Let's test the function.

In [23]:
classify('WINNER!! This is the secret code to unlock the money: C3421.')

P(Spam|message): 1.3481290211300841e-25
P(Ham|message): 1.9368049028589875e-27
Label: Spam


In [24]:
classify("Sounds good, Tom, then see u there")

P(Spam|message): 2.4372375665888117e-25
P(Ham|message): 3.687530435009238e-21
Label: Ham


### Measuring the Spam Filter's Accuracy
We've created a spam filter classified two new messages. We'll now try to determine how well the spam filter does on our test set of 1,114 messages. The algorithm will output a classification label for every message in our test set, which we'll be able to compare with the actual label (given by a human). Note that, in training, our algorithm didn't see these 1,114 messages, so every message in the test set is practically new from the perspective of the algorithm.

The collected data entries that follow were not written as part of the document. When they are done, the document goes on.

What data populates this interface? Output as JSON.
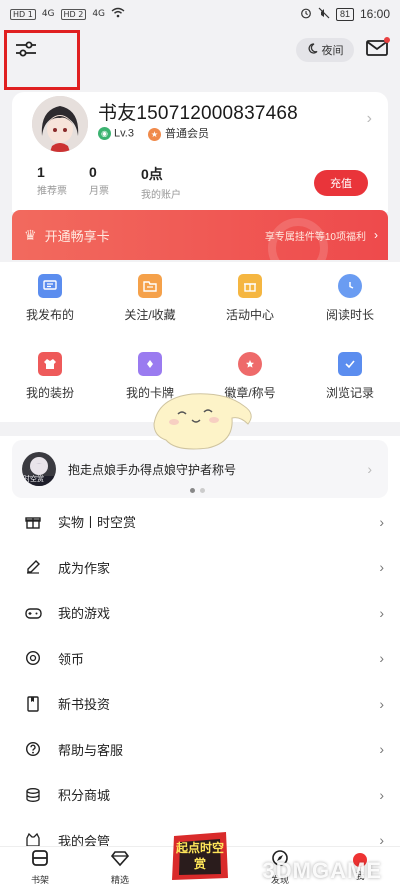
{
  "status_bar": {
    "sim1": "HD 1",
    "sim2": "HD 2",
    "network1": "4G",
    "network2": "4G",
    "battery": "81",
    "time": "16:00"
  },
  "topbar": {
    "night_label": "夜间"
  },
  "profile": {
    "username": "书友150712000837468",
    "level": "Lv.3",
    "membership": "普通会员",
    "stats": [
      {
        "value": "1",
        "label": "推荐票"
      },
      {
        "value": "0",
        "label": "月票"
      },
      {
        "value": "0点",
        "label": "我的账户"
      }
    ],
    "recharge_label": "充值"
  },
  "vip": {
    "title": "开通畅享卡",
    "subtitle": "享专属挂件等10项福利"
  },
  "grid": [
    {
      "label": "我发布的",
      "icon": "message-icon",
      "color": "#5b8def"
    },
    {
      "label": "关注/收藏",
      "icon": "folder-icon",
      "color": "#f5a14a"
    },
    {
      "label": "活动中心",
      "icon": "gift-icon",
      "color": "#f5b641"
    },
    {
      "label": "阅读时长",
      "icon": "clock-icon",
      "color": "#6a9cf2"
    },
    {
      "label": "我的装扮",
      "icon": "shirt-icon",
      "color": "#ee5a5a"
    },
    {
      "label": "我的卡牌",
      "icon": "card-icon",
      "color": "#9a7bf0"
    },
    {
      "label": "徽章/称号",
      "icon": "medal-icon",
      "color": "#ee6a6a"
    },
    {
      "label": "浏览记录",
      "icon": "history-icon",
      "color": "#5b8def"
    }
  ],
  "notice": {
    "avatar_text": "时空赏",
    "text": "抱走点娘手办得点娘守护者称号"
  },
  "menu": [
    {
      "label": "实物丨时空赏",
      "icon": "gift-box-icon"
    },
    {
      "label": "成为作家",
      "icon": "pen-icon"
    },
    {
      "label": "我的游戏",
      "icon": "gamepad-icon"
    },
    {
      "label": "领币",
      "icon": "coin-icon"
    },
    {
      "label": "新书投资",
      "icon": "book-invest-icon"
    },
    {
      "label": "帮助与客服",
      "icon": "help-icon"
    },
    {
      "label": "积分商城",
      "icon": "database-icon"
    },
    {
      "label": "我的会管",
      "icon": "cat-icon"
    }
  ],
  "bottom_nav": [
    {
      "label": "书架",
      "icon": "bookshelf-icon"
    },
    {
      "label": "精选",
      "icon": "diamond-icon"
    },
    {
      "label": "",
      "icon": "event-icon"
    },
    {
      "label": "发现",
      "icon": "compass-icon"
    },
    {
      "label": "我",
      "icon": "me-icon"
    }
  ],
  "overlay": {
    "event_text": "起点时空赏",
    "watermark": "3DMGAME"
  }
}
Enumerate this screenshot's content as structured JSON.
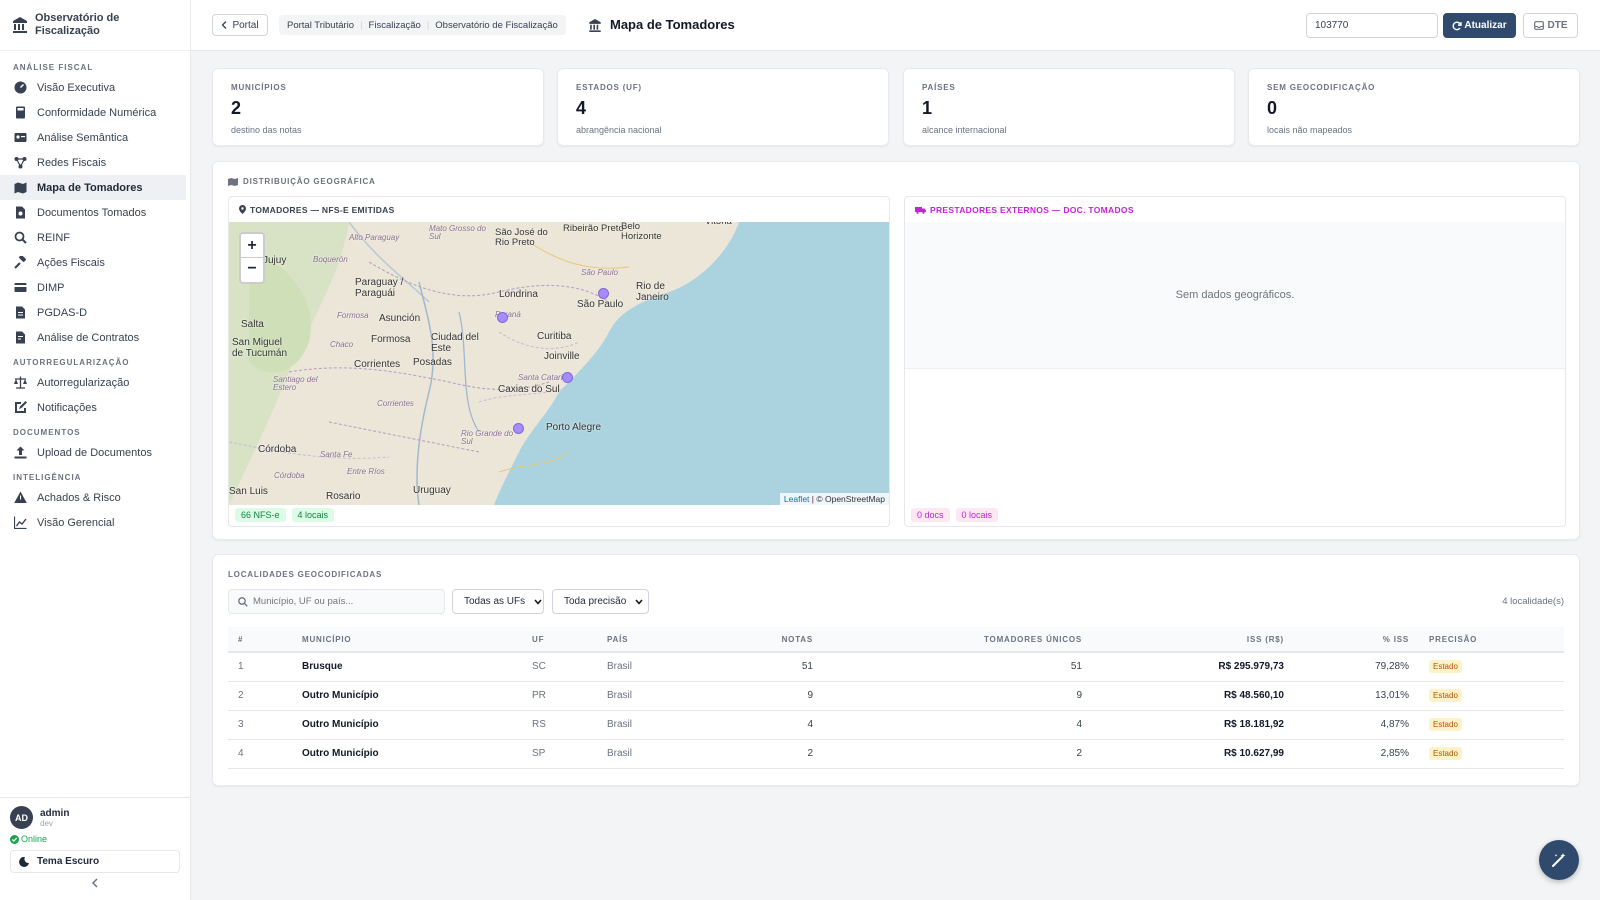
{
  "sidebar": {
    "brand": "Observatório de Fiscalização",
    "sections": [
      {
        "title": "ANÁLISE FISCAL",
        "items": [
          {
            "label": "Visão Executiva",
            "icon": "gauge-icon"
          },
          {
            "label": "Conformidade Numérica",
            "icon": "calculator-icon"
          },
          {
            "label": "Análise Semântica",
            "icon": "id-card-icon"
          },
          {
            "label": "Redes Fiscais",
            "icon": "network-icon"
          },
          {
            "label": "Mapa de Tomadores",
            "icon": "map-icon",
            "active": true
          },
          {
            "label": "Documentos Tomados",
            "icon": "document-icon"
          },
          {
            "label": "REINF",
            "icon": "search-icon"
          },
          {
            "label": "Ações Fiscais",
            "icon": "gavel-icon"
          },
          {
            "label": "DIMP",
            "icon": "card-icon"
          },
          {
            "label": "PGDAS-D",
            "icon": "file-icon"
          },
          {
            "label": "Análise de Contratos",
            "icon": "contract-icon"
          }
        ]
      },
      {
        "title": "AUTORREGULARIZAÇÃO",
        "items": [
          {
            "label": "Autorregularização",
            "icon": "scale-icon"
          },
          {
            "label": "Notificações",
            "icon": "edit-icon"
          }
        ]
      },
      {
        "title": "DOCUMENTOS",
        "items": [
          {
            "label": "Upload de Documentos",
            "icon": "upload-icon"
          }
        ]
      },
      {
        "title": "INTELIGÊNCIA",
        "items": [
          {
            "label": "Achados & Risco",
            "icon": "warning-icon"
          },
          {
            "label": "Visão Gerencial",
            "icon": "chart-line-icon"
          }
        ]
      }
    ],
    "user": {
      "initials": "AD",
      "name": "admin",
      "role": "dev",
      "status": "Online",
      "theme_button": "Tema Escuro"
    }
  },
  "topbar": {
    "portal_button": "Portal",
    "breadcrumb": [
      "Portal Tributário",
      "Fiscalização",
      "Observatório de Fiscalização"
    ],
    "page_title": "Mapa de Tomadores",
    "search_value": "103770",
    "refresh_button": "Atualizar",
    "dte_button": "DTE"
  },
  "kpis": [
    {
      "label": "MUNICÍPIOS",
      "value": "2",
      "sub": "destino das notas"
    },
    {
      "label": "ESTADOS (UF)",
      "value": "4",
      "sub": "abrangência nacional"
    },
    {
      "label": "PAÍSES",
      "value": "1",
      "sub": "alcance internacional"
    },
    {
      "label": "SEM GEOCODIFICAÇÃO",
      "value": "0",
      "sub": "locais não mapeados"
    }
  ],
  "geo": {
    "title": "DISTRIBUIÇÃO GEOGRÁFICA",
    "left_title": "TOMADORES — NFS-E EMITIDAS",
    "left_pills": [
      "66 NFS-e",
      "4 locais"
    ],
    "attribution_leaflet": "Leaflet",
    "attribution_osm": "| © OpenStreetMap",
    "zoom_in": "+",
    "zoom_out": "−",
    "right_title": "PRESTADORES EXTERNOS — DOC. TOMADOS",
    "right_empty": "Sem dados geográficos.",
    "right_pills": [
      "0 docs",
      "0 locais"
    ],
    "map_labels": [
      "Mato Grosso do Sul",
      "São José do Rio Preto",
      "Ribeirão Preto",
      "Belo Horizonte",
      "Vitória",
      "Alto Paraguay",
      "Boquerón",
      "Paraguay / Paraguái",
      "São Paulo",
      "Rio de Janeiro",
      "Londrina",
      "São Paulo",
      "Paraná",
      "Formosa",
      "Asunción",
      "Salta",
      "Chaco",
      "Formosa",
      "Ciudad del Este",
      "Curitiba",
      "San Miguel de Tucumán",
      "Corrientes",
      "Posadas",
      "Joinville",
      "Santiago del Estero",
      "Santa Catarina",
      "Caxias do Sul",
      "Corrientes",
      "Rio Grande do Sul",
      "Porto Alegre",
      "Córdoba",
      "Santa Fe",
      "Entre Ríos",
      "Córdoba",
      "Uruguay",
      "Rosario",
      "San Luis",
      "Jujuy"
    ]
  },
  "table": {
    "title": "LOCALIDADES GEOCODIFICADAS",
    "search_placeholder": "Município, UF ou país...",
    "uf_select": "Todas as UFs",
    "precision_select": "Toda precisão",
    "count": "4 localidade(s)",
    "headers": [
      "#",
      "MUNICÍPIO",
      "UF",
      "PAÍS",
      "NOTAS",
      "TOMADORES ÚNICOS",
      "ISS (R$)",
      "% ISS",
      "PRECISÃO"
    ],
    "rows": [
      [
        "1",
        "Brusque",
        "SC",
        "Brasil",
        "51",
        "51",
        "R$ 295.979,73",
        "79,28%",
        "Estado"
      ],
      [
        "2",
        "Outro Município",
        "PR",
        "Brasil",
        "9",
        "9",
        "R$ 48.560,10",
        "13,01%",
        "Estado"
      ],
      [
        "3",
        "Outro Município",
        "RS",
        "Brasil",
        "4",
        "4",
        "R$ 18.181,92",
        "4,87%",
        "Estado"
      ],
      [
        "4",
        "Outro Município",
        "SP",
        "Brasil",
        "2",
        "2",
        "R$ 10.627,99",
        "2,85%",
        "Estado"
      ]
    ]
  },
  "colors": {
    "accent": "#2f4a6d",
    "marker": "#a78bfa",
    "green_pill": "#dcfce7",
    "pink_pill": "#fce7f3",
    "sea": "#aad3df",
    "land": "#f2efe9"
  }
}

Let's update the classify() function to return the labels instead of printing them.

In [25]:
def classify_test_set(message):
    message = re.sub('\W', ' ', message)
    message = message.lower().split()
    p_spam_given_message = p_spam
    p_ham_given_message = p_ham

    for word in message:
        if word in p_ham_words:
            p_ham_given_message *= p_ham_words[word]
        if word in p_spam_words:
            p_spam_given_message *= p_spam_words[word]

    if p_ham_given_message > p_spam_given_message:
        return 'ham'
    elif p_ham_given_message < p_spam_given_message:
        return 'spam'
    else:
        return 'needs human classification'

Now that we've updated our function, let's use it to create a new column in our test set.

In [26]:
test_set['predicted'] = test_set['SMS'].apply(classify_test_set)
test_set.head()

Unnamed: 0,Label,SMS,predicted
0,ham,later i guess i needa do mcat study too,ham
1,ham,but i haf enuff space got like 4 mb,ham
2,spam,had your mobile 10 mths update to latest oran...,spam
3,ham,all sounds good fingers makes it difficult ...,ham
4,ham,all done all handed in don t know if mega sh...,ham


Let's compare the predicted values with the actual values to measure how good our spam filter is with classifying new messages. To make the measurement, we'll use accuracy as a metric:
Accuracy = number of correctly classified messages / total number of classified messages

In [27]:
correct = 0
total = len(test_set)
for index, row in test_set.iterrows():
    if row['Label'] == row['predicted']:
        correct += 1

accuracy = correct / total
accuracy

0.9874326750448833

Our accuracy metric shows that the algorithm is 99% accurate, which is well above our goal accuracy.

### Next Steps
Here's a few next steps:
- Isolate the 14 messages that were classified incorrectly and try to figure out why the algorithm reached the wrong conclusions.
- Make the filtering process more complex by making the algorithm sensitive to letter case.